The Philadelphia 2035 district plans for the River Wards have not yet been finalized, but Philadelphia 2035 and a Health Impact Assessment for the lower south district have made headway in considering the health consequences of the built environment. Focused on walkability, mixed-use and transit-oriented development–hallmarks of a new urbanist planning paradigm–these plans address health primarily through promoting a reduction in vehicle use and an increase in active transportation. The plans also propose a general plan for site clean-up of polluted land-use in the River Wards but, again, the Planning Commission has yet to finalize the district plans.
Reducing the concentration of hazards requires policy that does not exist in Philadelphia. Mixed-use and transit-oriented development promote exercise and reduce vehicle emissions, but do not take into account the hazard risks of existing or future land-use such as waste transfer stations or industrial facilities. Sicotte’s research makes inroads towards publicizing the issue but the east coast does not have policy aimed at reducing hazard concentrations. The research also does not take into account mobile hazards such as emissions from diesel trucks or commuter vehicles. On the west coast, the California Environmental Justice Initiative is promoting the adoption of Green Zones policy, a planning tool that, among other actions, could prohibit locating polluting land-use in areas already over-burdened with environmental hazards.
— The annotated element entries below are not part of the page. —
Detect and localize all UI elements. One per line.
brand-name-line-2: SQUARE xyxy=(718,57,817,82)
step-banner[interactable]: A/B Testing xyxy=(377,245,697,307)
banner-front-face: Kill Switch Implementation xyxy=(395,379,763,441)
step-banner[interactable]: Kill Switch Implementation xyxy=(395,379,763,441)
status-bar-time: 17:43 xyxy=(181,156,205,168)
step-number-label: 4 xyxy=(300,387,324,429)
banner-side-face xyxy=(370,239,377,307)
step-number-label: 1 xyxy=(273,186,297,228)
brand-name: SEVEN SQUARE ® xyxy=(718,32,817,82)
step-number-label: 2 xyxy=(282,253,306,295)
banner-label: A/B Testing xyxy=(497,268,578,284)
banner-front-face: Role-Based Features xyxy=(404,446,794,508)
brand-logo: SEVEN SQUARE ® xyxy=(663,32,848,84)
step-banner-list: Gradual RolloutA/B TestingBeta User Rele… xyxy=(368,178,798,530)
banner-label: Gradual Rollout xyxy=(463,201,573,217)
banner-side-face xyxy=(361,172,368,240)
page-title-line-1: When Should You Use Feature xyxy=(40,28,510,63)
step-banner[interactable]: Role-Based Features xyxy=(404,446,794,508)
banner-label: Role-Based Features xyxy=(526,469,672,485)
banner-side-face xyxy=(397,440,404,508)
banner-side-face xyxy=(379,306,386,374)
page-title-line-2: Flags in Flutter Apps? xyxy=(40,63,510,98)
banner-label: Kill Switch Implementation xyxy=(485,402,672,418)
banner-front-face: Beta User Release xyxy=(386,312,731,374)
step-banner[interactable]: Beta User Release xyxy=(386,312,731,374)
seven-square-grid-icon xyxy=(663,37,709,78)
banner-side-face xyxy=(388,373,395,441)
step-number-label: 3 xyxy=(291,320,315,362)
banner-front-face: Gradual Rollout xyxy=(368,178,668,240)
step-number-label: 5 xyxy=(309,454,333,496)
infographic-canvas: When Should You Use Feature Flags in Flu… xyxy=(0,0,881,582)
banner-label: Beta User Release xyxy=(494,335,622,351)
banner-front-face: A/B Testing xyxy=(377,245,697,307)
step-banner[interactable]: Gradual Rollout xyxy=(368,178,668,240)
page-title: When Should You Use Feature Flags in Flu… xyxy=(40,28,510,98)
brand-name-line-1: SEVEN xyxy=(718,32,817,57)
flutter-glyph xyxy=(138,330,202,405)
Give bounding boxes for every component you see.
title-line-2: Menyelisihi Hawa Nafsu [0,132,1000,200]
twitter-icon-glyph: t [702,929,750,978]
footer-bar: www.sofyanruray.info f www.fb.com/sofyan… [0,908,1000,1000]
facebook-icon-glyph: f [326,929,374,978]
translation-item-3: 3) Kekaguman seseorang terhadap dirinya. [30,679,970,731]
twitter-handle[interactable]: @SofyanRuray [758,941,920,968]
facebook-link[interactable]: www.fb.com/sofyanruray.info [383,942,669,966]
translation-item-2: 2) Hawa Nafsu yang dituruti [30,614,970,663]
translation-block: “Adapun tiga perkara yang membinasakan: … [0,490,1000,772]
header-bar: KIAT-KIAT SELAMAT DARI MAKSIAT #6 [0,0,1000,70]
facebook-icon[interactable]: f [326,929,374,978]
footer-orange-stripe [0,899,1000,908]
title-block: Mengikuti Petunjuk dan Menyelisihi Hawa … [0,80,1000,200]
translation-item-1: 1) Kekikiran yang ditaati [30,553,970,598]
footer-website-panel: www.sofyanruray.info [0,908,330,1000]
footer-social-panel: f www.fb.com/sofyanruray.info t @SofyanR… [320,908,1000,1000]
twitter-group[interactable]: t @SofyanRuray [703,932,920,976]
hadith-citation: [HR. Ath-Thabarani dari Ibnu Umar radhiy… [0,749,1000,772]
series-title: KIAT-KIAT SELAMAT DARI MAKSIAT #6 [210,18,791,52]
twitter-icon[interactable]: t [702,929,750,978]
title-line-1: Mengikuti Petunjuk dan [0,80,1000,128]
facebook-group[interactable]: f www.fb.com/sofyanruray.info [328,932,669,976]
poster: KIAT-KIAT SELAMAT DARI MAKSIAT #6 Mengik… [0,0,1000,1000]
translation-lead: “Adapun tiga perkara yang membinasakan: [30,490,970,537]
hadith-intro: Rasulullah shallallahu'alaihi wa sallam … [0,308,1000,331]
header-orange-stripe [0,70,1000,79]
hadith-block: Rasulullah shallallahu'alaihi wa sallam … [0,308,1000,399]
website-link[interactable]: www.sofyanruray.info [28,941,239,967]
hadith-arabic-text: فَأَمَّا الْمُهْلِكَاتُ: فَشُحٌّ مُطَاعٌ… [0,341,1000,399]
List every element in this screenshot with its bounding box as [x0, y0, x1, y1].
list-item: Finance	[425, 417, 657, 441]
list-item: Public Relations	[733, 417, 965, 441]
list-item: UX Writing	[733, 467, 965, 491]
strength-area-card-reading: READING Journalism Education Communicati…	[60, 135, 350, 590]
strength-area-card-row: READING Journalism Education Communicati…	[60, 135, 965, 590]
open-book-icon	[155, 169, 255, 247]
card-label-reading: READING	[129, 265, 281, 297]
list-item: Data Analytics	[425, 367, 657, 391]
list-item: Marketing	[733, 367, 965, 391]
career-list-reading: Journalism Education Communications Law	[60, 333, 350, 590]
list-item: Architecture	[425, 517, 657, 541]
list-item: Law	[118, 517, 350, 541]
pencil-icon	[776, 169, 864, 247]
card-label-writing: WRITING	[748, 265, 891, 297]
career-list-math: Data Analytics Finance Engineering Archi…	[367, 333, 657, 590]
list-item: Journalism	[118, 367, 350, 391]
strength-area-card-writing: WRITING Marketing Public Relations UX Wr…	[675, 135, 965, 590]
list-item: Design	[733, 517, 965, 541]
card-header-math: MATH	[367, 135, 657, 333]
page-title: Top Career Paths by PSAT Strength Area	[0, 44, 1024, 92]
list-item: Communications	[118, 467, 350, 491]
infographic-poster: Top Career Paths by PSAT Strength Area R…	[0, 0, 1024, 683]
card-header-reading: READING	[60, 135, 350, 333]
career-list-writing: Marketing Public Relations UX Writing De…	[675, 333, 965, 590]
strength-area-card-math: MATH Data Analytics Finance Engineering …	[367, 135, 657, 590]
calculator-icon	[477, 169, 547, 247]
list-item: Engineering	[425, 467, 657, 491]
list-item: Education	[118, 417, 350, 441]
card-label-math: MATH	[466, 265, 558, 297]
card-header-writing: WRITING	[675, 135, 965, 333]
Remedying these inherited landscapes of hazard concentration requires identifying spatial inequalities such as hazard concentration as real concerns for planning, and developing policy tools to match. No matter how accessible the walking or bicycle infrastructure is in the River Wards, public health in the area could be affected by continued expansion of diesel powered transportation infrastructure and other hazardous land-uses.